If you’ve struggled with back pain for any length of time, you know it can leave you feeling miserable and wondering if there’s a way to find relief. Our physicians at MD Pain in Greenwood Village, Parker, and Thornton, Colorado, want you to know that a spinal cord stimulator may be able to alleviate your back pain and get you moving like you once did.
What is a spinal cord stimulator?
A spinal cord stimulator interrupts pain signals between your spinal cord and brain. If the signals are blocked, your brain doesn’t receive the message that you’re in pain. This device is placed under your skin during a surgical procedure.
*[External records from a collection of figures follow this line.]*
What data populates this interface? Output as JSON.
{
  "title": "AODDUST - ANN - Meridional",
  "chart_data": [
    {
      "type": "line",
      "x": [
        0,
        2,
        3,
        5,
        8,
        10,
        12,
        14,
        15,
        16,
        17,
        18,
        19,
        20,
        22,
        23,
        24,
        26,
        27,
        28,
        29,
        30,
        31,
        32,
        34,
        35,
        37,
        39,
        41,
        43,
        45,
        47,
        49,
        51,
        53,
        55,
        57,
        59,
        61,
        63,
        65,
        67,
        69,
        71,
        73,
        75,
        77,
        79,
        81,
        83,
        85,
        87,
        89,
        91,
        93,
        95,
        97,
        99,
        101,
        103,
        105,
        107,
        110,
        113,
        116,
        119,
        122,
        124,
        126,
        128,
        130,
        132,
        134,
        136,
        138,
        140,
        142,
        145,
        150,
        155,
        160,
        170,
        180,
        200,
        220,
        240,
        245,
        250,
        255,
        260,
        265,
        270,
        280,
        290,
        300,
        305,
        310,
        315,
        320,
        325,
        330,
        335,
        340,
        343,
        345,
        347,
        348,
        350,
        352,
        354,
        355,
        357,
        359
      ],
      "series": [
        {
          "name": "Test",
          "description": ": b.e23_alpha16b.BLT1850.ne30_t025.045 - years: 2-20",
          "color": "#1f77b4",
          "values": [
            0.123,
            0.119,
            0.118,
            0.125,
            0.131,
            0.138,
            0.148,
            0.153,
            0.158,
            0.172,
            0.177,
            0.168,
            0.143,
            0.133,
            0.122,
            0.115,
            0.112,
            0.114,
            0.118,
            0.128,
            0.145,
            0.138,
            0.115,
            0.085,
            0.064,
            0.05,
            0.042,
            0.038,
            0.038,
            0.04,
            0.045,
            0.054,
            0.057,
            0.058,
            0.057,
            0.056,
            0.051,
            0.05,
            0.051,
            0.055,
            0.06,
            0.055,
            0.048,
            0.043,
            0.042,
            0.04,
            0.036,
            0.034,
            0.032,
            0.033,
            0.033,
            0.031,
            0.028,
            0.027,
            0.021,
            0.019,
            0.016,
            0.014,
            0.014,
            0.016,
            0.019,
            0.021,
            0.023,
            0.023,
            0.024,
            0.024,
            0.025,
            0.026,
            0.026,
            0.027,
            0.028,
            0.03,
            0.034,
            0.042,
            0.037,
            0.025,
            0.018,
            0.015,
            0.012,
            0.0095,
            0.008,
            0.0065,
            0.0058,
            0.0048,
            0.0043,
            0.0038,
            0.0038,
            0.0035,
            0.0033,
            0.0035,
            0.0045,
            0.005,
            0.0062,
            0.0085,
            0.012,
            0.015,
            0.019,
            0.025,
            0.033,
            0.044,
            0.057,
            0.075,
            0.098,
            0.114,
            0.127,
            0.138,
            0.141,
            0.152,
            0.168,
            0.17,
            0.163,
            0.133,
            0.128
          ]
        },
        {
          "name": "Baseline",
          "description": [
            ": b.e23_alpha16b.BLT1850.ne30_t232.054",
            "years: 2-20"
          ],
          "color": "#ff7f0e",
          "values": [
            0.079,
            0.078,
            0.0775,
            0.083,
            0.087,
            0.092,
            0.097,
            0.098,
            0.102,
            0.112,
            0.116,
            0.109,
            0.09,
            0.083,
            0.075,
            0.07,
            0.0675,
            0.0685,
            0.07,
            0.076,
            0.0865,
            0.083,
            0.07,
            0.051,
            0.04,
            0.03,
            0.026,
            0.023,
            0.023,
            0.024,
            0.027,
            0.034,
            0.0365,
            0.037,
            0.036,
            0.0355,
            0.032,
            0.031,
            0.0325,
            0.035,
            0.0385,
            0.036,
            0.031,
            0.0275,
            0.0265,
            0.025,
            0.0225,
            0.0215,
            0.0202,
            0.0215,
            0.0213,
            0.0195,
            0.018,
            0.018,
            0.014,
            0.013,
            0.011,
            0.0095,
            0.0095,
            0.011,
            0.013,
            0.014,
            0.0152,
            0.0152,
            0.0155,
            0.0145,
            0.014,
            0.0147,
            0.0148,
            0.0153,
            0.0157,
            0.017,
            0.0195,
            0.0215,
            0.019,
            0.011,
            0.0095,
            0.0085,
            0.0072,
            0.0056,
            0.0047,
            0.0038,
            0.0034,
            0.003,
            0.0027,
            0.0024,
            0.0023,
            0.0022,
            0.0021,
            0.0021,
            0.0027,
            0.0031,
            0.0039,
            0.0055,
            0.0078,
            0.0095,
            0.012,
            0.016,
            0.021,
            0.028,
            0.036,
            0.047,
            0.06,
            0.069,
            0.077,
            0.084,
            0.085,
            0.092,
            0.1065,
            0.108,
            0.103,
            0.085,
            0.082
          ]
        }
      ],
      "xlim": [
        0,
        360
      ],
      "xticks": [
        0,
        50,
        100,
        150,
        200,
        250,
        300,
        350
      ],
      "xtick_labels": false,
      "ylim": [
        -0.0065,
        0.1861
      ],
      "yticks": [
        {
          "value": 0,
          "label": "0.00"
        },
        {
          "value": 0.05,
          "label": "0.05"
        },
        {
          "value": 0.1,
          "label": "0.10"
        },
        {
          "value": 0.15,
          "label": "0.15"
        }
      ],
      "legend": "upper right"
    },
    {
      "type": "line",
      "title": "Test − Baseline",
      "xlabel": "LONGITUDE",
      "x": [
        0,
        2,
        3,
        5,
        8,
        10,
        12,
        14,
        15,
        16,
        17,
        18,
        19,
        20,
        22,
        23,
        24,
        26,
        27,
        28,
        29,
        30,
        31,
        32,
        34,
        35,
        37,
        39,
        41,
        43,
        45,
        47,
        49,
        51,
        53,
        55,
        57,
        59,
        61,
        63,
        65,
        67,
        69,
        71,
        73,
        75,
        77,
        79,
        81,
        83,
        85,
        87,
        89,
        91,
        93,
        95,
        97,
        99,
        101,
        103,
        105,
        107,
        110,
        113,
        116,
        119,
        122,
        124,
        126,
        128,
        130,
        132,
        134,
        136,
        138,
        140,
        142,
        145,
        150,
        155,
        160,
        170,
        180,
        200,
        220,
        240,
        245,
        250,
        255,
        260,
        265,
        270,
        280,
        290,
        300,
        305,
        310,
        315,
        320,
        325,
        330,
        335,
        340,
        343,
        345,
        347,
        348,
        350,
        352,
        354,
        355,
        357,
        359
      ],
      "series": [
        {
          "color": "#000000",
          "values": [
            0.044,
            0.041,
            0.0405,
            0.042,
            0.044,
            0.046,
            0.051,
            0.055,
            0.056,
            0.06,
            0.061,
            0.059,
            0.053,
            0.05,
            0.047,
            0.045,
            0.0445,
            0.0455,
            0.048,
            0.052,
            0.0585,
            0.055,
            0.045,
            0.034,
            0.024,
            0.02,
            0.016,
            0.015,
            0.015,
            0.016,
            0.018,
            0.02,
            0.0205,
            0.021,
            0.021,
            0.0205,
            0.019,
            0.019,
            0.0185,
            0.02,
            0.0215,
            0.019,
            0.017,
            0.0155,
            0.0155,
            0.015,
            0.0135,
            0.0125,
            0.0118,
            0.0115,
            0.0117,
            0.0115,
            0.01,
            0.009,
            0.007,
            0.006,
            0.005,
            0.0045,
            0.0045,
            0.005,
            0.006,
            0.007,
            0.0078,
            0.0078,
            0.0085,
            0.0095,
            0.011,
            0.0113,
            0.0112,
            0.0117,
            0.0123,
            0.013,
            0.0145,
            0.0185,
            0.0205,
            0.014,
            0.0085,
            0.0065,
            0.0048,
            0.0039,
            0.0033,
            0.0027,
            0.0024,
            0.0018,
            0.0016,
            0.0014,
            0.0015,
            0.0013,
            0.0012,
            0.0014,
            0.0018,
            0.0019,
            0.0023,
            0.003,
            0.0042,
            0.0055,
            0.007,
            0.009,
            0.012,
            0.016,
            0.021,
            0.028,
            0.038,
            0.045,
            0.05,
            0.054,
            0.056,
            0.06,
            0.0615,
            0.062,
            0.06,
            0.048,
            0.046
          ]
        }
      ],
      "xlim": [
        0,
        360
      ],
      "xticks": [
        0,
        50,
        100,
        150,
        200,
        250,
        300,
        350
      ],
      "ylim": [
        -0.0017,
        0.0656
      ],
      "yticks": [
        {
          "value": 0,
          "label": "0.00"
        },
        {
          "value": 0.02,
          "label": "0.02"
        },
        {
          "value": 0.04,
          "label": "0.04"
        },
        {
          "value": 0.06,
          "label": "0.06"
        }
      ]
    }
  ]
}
Small wires are implanted near your spine to deliver a mild electrical current that blocks the pain message sent to your brain.
A spinal cord stimulator doesn’t cure your back pain or treat the cause of it, but it can offer significant pain relief.
Types of back pain it can treat
Spinal cord stimulators are used for specific types of back pain, which include:
- Complex regional pain syndrome
- Back pain that doesn’t go away or that gets worse, even after surgery
- Back pain that involves inflammation of the lining of the spinal cord
Understanding the benefits
Once the spinal cord stimulator is placed, it minimizes the pain signals that reach your brain. Along with less pain, you might experience a few other benefits, which include:
- Increased ability to be active and mobile
- Decreased need for narcotic pain medication
- Improved sleep
- Better ability to function independently
- Reduced need for any bracing
There’s a trial period first
To find out if a spinal cord stimulator is right for you, your doctor conducts a spinal cord stimulator trial. During the procedure, flexible wires are placed near your spine using a special needle. These wires are then hooked up to a nerve stimulator that’s secured to the outside of your body. You’ll go home with this trial system for about 10 days.
During the trial, you should try to do activities that usually cause back pain. These activities might include standing in one place, walking up stairs, bending a certain way, or other normal activities of daily living. You might notice immediate benefits of the external stimulator, or it might take a few days for you to feel the effect.
When the trial is over, you’ll meet with your doctor to discuss your experience with the trial stimulator. If the treatment decreases your pain, you might be a good candidate for a permanent device. After you and your doctor discuss your options, you can decide if you want to move forward with the placement of the permanent nerve stimulator.
How is it placed?
Spinal cord stimulators are placed during a minimally invasive surgical procedure with short duration deep sedation. You’ll be drowsy, but still able to answer questions about your pain levels while your doctor is setting up the device. The medicine that makes you drowsy only lasts for a short time, but is enough to keep you comfortable throughout the entire procedure.
A small surgical cut is made in your abdomen or buttocks. The stimulator is then placed inside your body. The procedure leaves only a tiny opening from placing the lead. The surgery usually takes less than an hour, and you should be able to go home in a day or two.